- League: Manitoba Junior Hockey League
- Sport: Ice hockey
- Games: 341
- Teams: 11

Regular Season
- First Place: Winnipeg Saints

Playoffs
- Addison Division champions: Selkirk Steelers
- Sherwood Division champions: Portage Terriers

Turnbull Cup
- Champions: Portage Terriers

List of MJHL seasons
- ← 2007–082009–10 →

= 2008–09 MJHL season =

Manitoba ice hockey season

The 2008–09 season was the Manitoba Junior Hockey League's (MJHL) 92nd season of operation.

==Season highlights==
- The MJHL adopted the crossover format for the playoffs.
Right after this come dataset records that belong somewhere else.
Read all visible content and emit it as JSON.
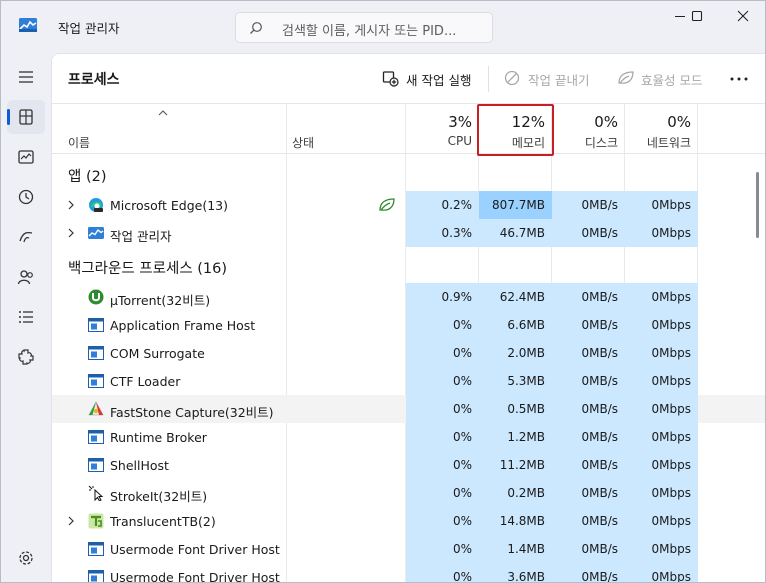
{
  "window": {
    "title": "작업 관리자",
    "search_placeholder": "검색할 이름, 게시자 또는 PID..."
  },
  "toolbar": {
    "page_title": "프로세스",
    "new_task_label": "새 작업 실행",
    "end_task_label": "작업 끝내기",
    "efficiency_label": "효율성 모드"
  },
  "columns": {
    "name": "이름",
    "status": "상태",
    "cpu": {
      "pct": "3%",
      "label": "CPU"
    },
    "memory": {
      "pct": "12%",
      "label": "메모리"
    },
    "disk": {
      "pct": "0%",
      "label": "디스크"
    },
    "network": {
      "pct": "0%",
      "label": "네트워크"
    }
  },
  "groups": {
    "apps": "앱 (2)",
    "background": "백그라운드 프로세스 (16)"
  },
  "apps": [
    {
      "name": "Microsoft Edge(13)",
      "icon": "edge-icon",
      "expand": true,
      "eco": true,
      "cpu": "0.2%",
      "mem": "807.7MB",
      "mem_hot": true,
      "disk": "0MB/s",
      "net": "0Mbps"
    },
    {
      "name": "작업 관리자",
      "icon": "task-manager-icon",
      "expand": true,
      "eco": false,
      "cpu": "0.3%",
      "mem": "46.7MB",
      "mem_hot": false,
      "disk": "0MB/s",
      "net": "0Mbps"
    }
  ],
  "background": [
    {
      "name": "µTorrent(32비트)",
      "icon": "utorrent-icon",
      "expand": false,
      "cpu": "0.9%",
      "mem": "62.4MB",
      "disk": "0MB/s",
      "net": "0Mbps"
    },
    {
      "name": "Application Frame Host",
      "icon": "window-icon",
      "expand": false,
      "cpu": "0%",
      "mem": "6.6MB",
      "disk": "0MB/s",
      "net": "0Mbps"
    },
    {
      "name": "COM Surrogate",
      "icon": "window-icon",
      "expand": false,
      "cpu": "0%",
      "mem": "2.0MB",
      "disk": "0MB/s",
      "net": "0Mbps"
    },
    {
      "name": "CTF Loader",
      "icon": "window-icon",
      "expand": false,
      "cpu": "0%",
      "mem": "5.3MB",
      "disk": "0MB/s",
      "net": "0Mbps"
    },
    {
      "name": "FastStone Capture(32비트)",
      "icon": "faststone-icon",
      "expand": false,
      "hover": true,
      "cpu": "0%",
      "mem": "0.5MB",
      "disk": "0MB/s",
      "net": "0Mbps"
    },
    {
      "name": "Runtime Broker",
      "icon": "window-icon",
      "expand": false,
      "cpu": "0%",
      "mem": "1.2MB",
      "disk": "0MB/s",
      "net": "0Mbps"
    },
    {
      "name": "ShellHost",
      "icon": "window-icon",
      "expand": false,
      "cpu": "0%",
      "mem": "11.2MB",
      "disk": "0MB/s",
      "net": "0Mbps"
    },
    {
      "name": "StrokeIt(32비트)",
      "icon": "strokeit-icon",
      "expand": false,
      "cpu": "0%",
      "mem": "0.2MB",
      "disk": "0MB/s",
      "net": "0Mbps"
    },
    {
      "name": "TranslucentTB(2)",
      "icon": "translucenttb-icon",
      "expand": true,
      "cpu": "0%",
      "mem": "14.8MB",
      "disk": "0MB/s",
      "net": "0Mbps"
    },
    {
      "name": "Usermode Font Driver Host",
      "icon": "window-icon",
      "expand": false,
      "cpu": "0%",
      "mem": "1.4MB",
      "disk": "0MB/s",
      "net": "0Mbps"
    },
    {
      "name": "Usermode Font Driver Host",
      "icon": "window-icon",
      "expand": false,
      "cpu": "0%",
      "mem": "3.6MB",
      "disk": "0MB/s",
      "net": "0Mbps"
    }
  ],
  "colors": {
    "accent": "#0b5cd5",
    "heat": "#cce8ff",
    "heat_high": "#9bd1ff",
    "highlight_box": "#c62026"
  }
}
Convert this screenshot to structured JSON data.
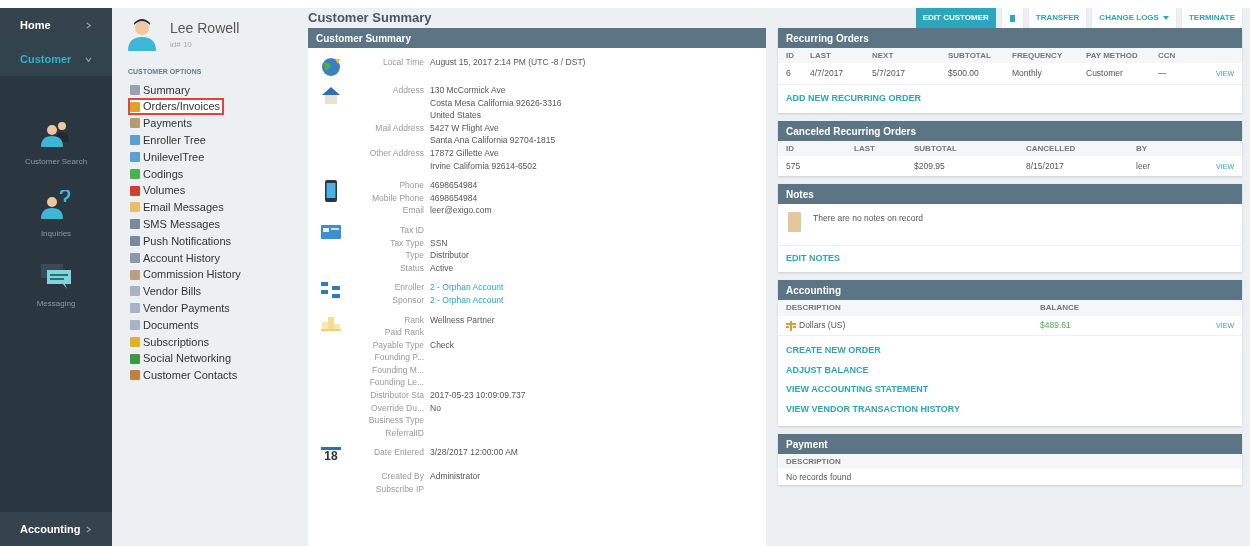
{
  "nav": {
    "top": [
      {
        "label": "Home",
        "expanded": false,
        "selected": false
      },
      {
        "label": "Customer",
        "expanded": true,
        "selected": true
      }
    ],
    "apps": [
      {
        "label": "Customer Search"
      },
      {
        "label": "Inquiries"
      },
      {
        "label": "Messaging"
      }
    ],
    "bottom": [
      {
        "label": "Accounting",
        "expanded": false,
        "selected": false
      }
    ]
  },
  "customer": {
    "name": "Lee Rowell",
    "id": "id# 10"
  },
  "options": {
    "title": "CUSTOMER OPTIONS",
    "items": [
      {
        "label": "Summary",
        "selected": false
      },
      {
        "label": "Orders/Invoices",
        "selected": true
      },
      {
        "label": "Payments",
        "selected": false
      },
      {
        "label": "Enroller Tree",
        "selected": false
      },
      {
        "label": "UnilevelTree",
        "selected": false
      },
      {
        "label": "Codings",
        "selected": false
      },
      {
        "label": "Volumes",
        "selected": false
      },
      {
        "label": "Email Messages",
        "selected": false
      },
      {
        "label": "SMS Messages",
        "selected": false
      },
      {
        "label": "Push Notifications",
        "selected": false
      },
      {
        "label": "Account History",
        "selected": false
      },
      {
        "label": "Commission History",
        "selected": false
      },
      {
        "label": "Vendor Bills",
        "selected": false
      },
      {
        "label": "Vendor Payments",
        "selected": false
      },
      {
        "label": "Documents",
        "selected": false
      },
      {
        "label": "Subscriptions",
        "selected": false
      },
      {
        "label": "Social Networking",
        "selected": false
      },
      {
        "label": "Customer Contacts",
        "selected": false
      }
    ]
  },
  "page_title": "Customer Summary",
  "actions": [
    {
      "label": "EDIT CUSTOMER",
      "kind": "primary"
    },
    {
      "kind": "icon"
    },
    {
      "label": "TRANSFER",
      "kind": "default",
      "dropdown": false
    },
    {
      "label": "CHANGE LOGS",
      "kind": "default",
      "dropdown": true
    },
    {
      "label": "TERMINATE",
      "kind": "default",
      "dropdown": false
    }
  ],
  "summary": {
    "title": "Customer Summary",
    "groups": [
      {
        "rows": [
          {
            "label": "Local Time",
            "value": [
              "August 15, 2017 2:14 PM (UTC -8 / DST)"
            ]
          }
        ]
      },
      {
        "rows": [
          {
            "label": "Address",
            "value": [
              "130 McCormick Ave",
              "Costa Mesa California 92626-3316",
              "United States"
            ]
          },
          {
            "label": "Mail Address",
            "value": [
              "5427 W Flight Ave",
              "Santa Ana California 92704-1815"
            ]
          },
          {
            "label": "Other Address",
            "value": [
              "17872 Gillette Ave",
              "Irvine California 92614-6502"
            ]
          }
        ]
      },
      {
        "rows": [
          {
            "label": "Phone",
            "value": [
              "4698654984"
            ]
          },
          {
            "label": "Mobile Phone",
            "value": [
              "4698654984"
            ]
          },
          {
            "label": "Email",
            "value": [
              "leer@exigo.com"
            ]
          }
        ]
      },
      {
        "rows": [
          {
            "label": "Tax ID"
          },
          {
            "label": "Tax Type",
            "value": [
              "SSN"
            ]
          },
          {
            "label": "Type",
            "value": [
              "Distributor"
            ]
          },
          {
            "label": "Status",
            "value": [
              "Active"
            ]
          }
        ]
      },
      {
        "rows": [
          {
            "label": "Enroller",
            "value": [
              "2 - Orphan Account"
            ],
            "link": true
          },
          {
            "label": "Sponsor",
            "value": [
              "2 - Orphan Account"
            ],
            "link": true
          }
        ]
      },
      {
        "rows": [
          {
            "label": "Rank",
            "value": [
              "Wellness Partner"
            ]
          },
          {
            "label": "Paid Rank"
          },
          {
            "label": "Payable Type",
            "value": [
              "Check"
            ]
          },
          {
            "label": "Founding P..."
          },
          {
            "label": "Founding M..."
          },
          {
            "label": "Founding Le..."
          },
          {
            "label": "Distributor Sta",
            "value": [
              "2017-05-23 10:09:09.737"
            ]
          },
          {
            "label": "Override Du...",
            "value": [
              "No"
            ]
          },
          {
            "label": "Business Type"
          },
          {
            "label": "ReferralID"
          }
        ]
      },
      {
        "icon_text": "18",
        "rows": [
          {
            "label": "Date Entered",
            "value": [
              "3/28/2017 12:00:00 AM"
            ]
          }
        ]
      },
      {
        "rows": [
          {
            "label": "Created By",
            "value": [
              "Administrator"
            ]
          },
          {
            "label": "Subscribe IP"
          }
        ]
      }
    ]
  },
  "recurring": {
    "title": "Recurring Orders",
    "columns": [
      "ID",
      "LAST",
      "NEXT",
      "SUBTOTAL",
      "FREQUENCY",
      "PAY METHOD",
      "CCN"
    ],
    "rows": [
      {
        "cells": [
          "6",
          "4/7/2017",
          "5/7/2017",
          "$500.00",
          "Monthly",
          "Customer",
          "—"
        ],
        "link": "VIEW"
      }
    ],
    "footer_link": "ADD NEW RECURRING ORDER"
  },
  "canceled": {
    "title": "Canceled Recurring Orders",
    "columns": [
      "ID",
      "LAST",
      "SUBTOTAL",
      "CANCELLED",
      "BY"
    ],
    "rows": [
      {
        "cells": [
          "575",
          "",
          "$209.95",
          "8/15/2017",
          "leer"
        ],
        "link": "VIEW"
      }
    ]
  },
  "notes": {
    "title": "Notes",
    "message": "There are no notes on record",
    "link": "EDIT NOTES"
  },
  "accounting": {
    "title": "Accounting",
    "columns": [
      "DESCRIPTION",
      "BALANCE"
    ],
    "rows": [
      {
        "description": "Dollars (US)",
        "balance": "$489.61",
        "link": "VIEW"
      }
    ],
    "links": [
      "CREATE NEW ORDER",
      "ADJUST BALANCE",
      "VIEW ACCOUNTING STATEMENT",
      "VIEW VENDOR TRANSACTION HISTORY"
    ]
  },
  "payment": {
    "title": "Payment",
    "columns": [
      "DESCRIPTION"
    ],
    "empty": "No records found"
  }
}
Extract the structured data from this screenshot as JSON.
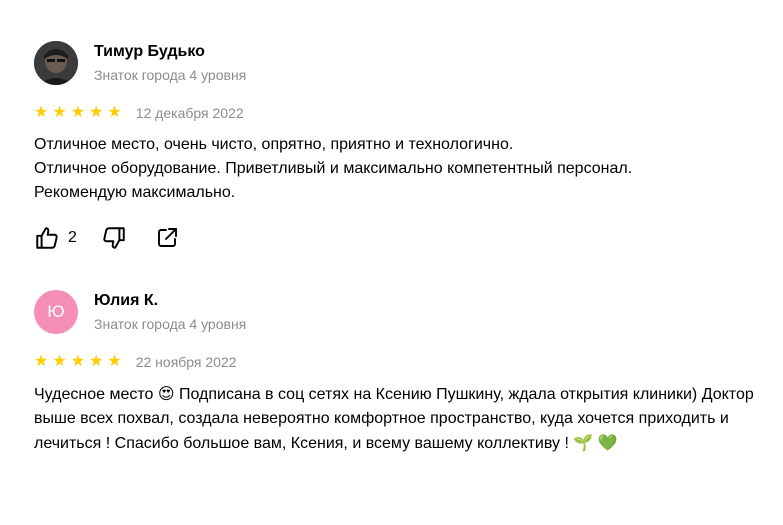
{
  "reviews": [
    {
      "author": "Тимур Будько",
      "level": "Знаток города 4 уровня",
      "rating": 5,
      "date": "12 декабря 2022",
      "text": "Отличное место, очень чисто, опрятно, приятно и технологично.\nОтличное оборудование. Приветливый и максимально компетентный персонал.\nРекомендую максимально.",
      "likes": "2",
      "avatar_icon": "user-photo"
    },
    {
      "author": "Юлия К.",
      "level": "Знаток города 4 уровня",
      "rating": 5,
      "date": "22 ноября 2022",
      "text_part1": "Чудесное место",
      "emoji1": "😍",
      "text_part2": " Подписана в соц сетях на Ксению Пушкину, ждала открытия клиники) Доктор выше всех похвал, создала невероятно комфортное пространство, куда хочется приходить и лечиться ! Спасибо большое вам, Ксения, и всему вашему коллективу ! ",
      "emoji2": "🌱",
      "emoji3": "💚",
      "avatar_letter": "Ю",
      "avatar_color": "#f490b5"
    }
  ],
  "colors": {
    "star": "#ffcc00",
    "muted": "#8c8c8c"
  },
  "icons": [
    "thumb-up-icon",
    "thumb-down-icon",
    "share-icon",
    "star-icon"
  ]
}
In this format the top 8 teams make it to the playoffs regardless of the division.

==Standings==

| Addison Division | GP | W | L | OTL | SOL | Pts | GF | GA |
|---|---|---|---|---|---|---|---|---|
| Winnipeg Saints | 62 | 48 | 11 | 0 | 3 | 99 | 381 | 192 |
| Selkirk Steelers | 62 | 45 | 17 | 0 | 0 | 90 | 315 | 186 |
| Winkler Flyers | 62 | 33 | 25 | 2 | 2 | 70 | 285 | 227 |
| Winnipeg South Blues | 62 | 20 | 42 | 0 | 0 | 40 | 195 | 313 |
| Beausejour Blades | 62 | 6 | 52 | 2 | 2 | 16 | 147 | 424 |
| Sherwood Division | GP | W | L | OTL | SOL | Pts | GF | GA |
| Portage Terriers | 62 | 46 | 13 | 3 | 0 | 95 | 287 | 195 |
| Dauphin Kings | 62 | 42 | 16 | 2 | 2 | 88 | 253 | 191 |
| OCN Blizzard | 62 | 32 | 22 | 5 | 3 | 72 | 214 | 211 |
| Waywayseecappo Wolverines | 62 | 26 | 27 | 3 | 6 | 61 | 192 | 200 |
| Neepawa Natives | 61 | 24 | 29 | 3 | 5 | 56 | 182 | 237 |
| Swan Valley Stampeders | 61 | 18 | 39 | 3 | 1 | 40 | 165 | 260 |

==Playoffs==

===Post MJHL playoffs===
Anavet Cup
- Portage Terriers defeated by the Humboldt Broncos from the SJHL.